Do I encourage this? Does my demeanor feed this frenzy, this wild ride of the whip at my dinner table? I close my eyes and picture the four of them younger, fresh from their baths. Two of their heads of hair are wet springy ringlets; two others peek out from behind bangs plastered to their small faces. We always read then, each child carefully selecting a stack of favorite books. Did they sense my tiredness as I thumbed through their towering piles of what we called "the long books"? Did they misinterpret my physical exhaustion as lack of interest? Sometimes we all climbed into my bed, and I would read from Hatchet or Holes or Harry Potter until the littler two fell asleep. I felt so confident then, tucking each pajamaed child into bed. Kissing foreheads and tiptoeing backwards out of the door, I was strong in my motherhood. There had been measureable progress. I had loved them well, nuzzling their damp faces, inhaling their sweet breath, moving us forward to another day of just us.

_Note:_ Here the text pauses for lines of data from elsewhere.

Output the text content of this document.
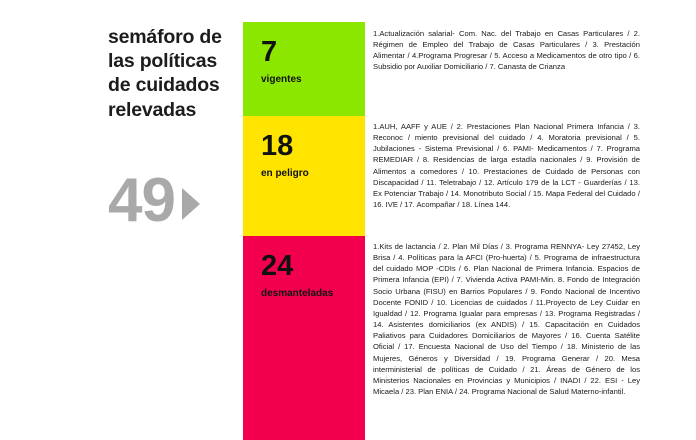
semáforo de las políticas de cuidados relevadas
49
7
vigentes
18
en peligro
24
desmanteladas
1.Actualización salarial- Com. Nac. del Trabajo en Casas Particulares / 2. Régimen de Empleo del Trabajo de Casas Particulares / 3. Prestación Alimentar / 4.Programa Progresar / 5. Acceso a Medicamentos de otro tipo / 6. Subsidio por Auxiliar Domiciliario / 7. Canasta de Crianza
1.AUH, AAFF y AUE / 2. Prestaciones Plan Nacional Primera Infancia / 3. Reconoc / miento previsional del cuidado / 4. Moratoria previsional / 5. Jubilaciones - Sistema Previsional / 6. PAMI- Medicamentos / 7. Programa REMEDIAR / 8. Residencias de larga estadía nacionales / 9. Provisión de Alimentos a comedores / 10. Prestaciones de Cuidado de Personas con Discapacidad / 11. Teletrabajo / 12. Artículo 179 de la LCT - Guarderías / 13. Ex Potenciar Trabajo / 14. Monotributo Social / 15. Mapa Federal del Cuidado / 16. IVE / 17. Acompañar / 18. Línea 144.
1.Kits de lactancia / 2. Plan Mil Días / 3. Programa RENNYA- Ley 27452, Ley Brisa / 4. Políticas para la AFCI (Pro-huerta) / 5. Programa de infraestructura del cuidado MOP -CDIs / 6. Plan Nacional de Primera Infancia. Espacios de Primera Infancia (EPI) / 7. Vivienda Activa PAMI-Min. 8. Fondo de Integración Socio Urbana (FISU) en Barrios Populares / 9. Fondo Nacional de Incentivo Docente FONID / 10. Licencias de cuidados / 11.Proyecto de Ley Cuidar en Igualdad / 12. Programa Igualar para empresas / 13. Programa Registradas / 14. Asistentes domiciliarios (ex ANDIS) / 15. Capacitación en Cuidados Paliativos para Cuidadores Domiciliarios de Mayores / 16. Cuenta Satélite Oficial / 17. Encuesta Nacional de Uso del Tiempo / 18. Ministerio de las Mujeres, Géneros y Diversidad / 19. Programa Generar / 20. Mesa interministerial de políticas de Cuidado / 21. Áreas de Género de los Ministerios Nacionales en Provincias y Municipios / INADI / 22. ESI - Ley Micaela / 23. Plan ENIA / 24. Programa Nacional de Salud Materno-infantil.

It wasn't enough. I know that now. The knowledge is ugly, twisting around my heart with a viscious squeeze. I must have missed something along the way. Some task, some link, some act of love was forgotten--lost, dropped, split in two. Now hateful words sting me. I watch, feeling myself grow smaller inside. I am there, yet I am not. I am so painfully present, but I am distant...falling, falling, falling deep inside myself. I have failed them. When was the moment we lost other? Did I let go first? The nightly string of words, once soothing, is jumbled now.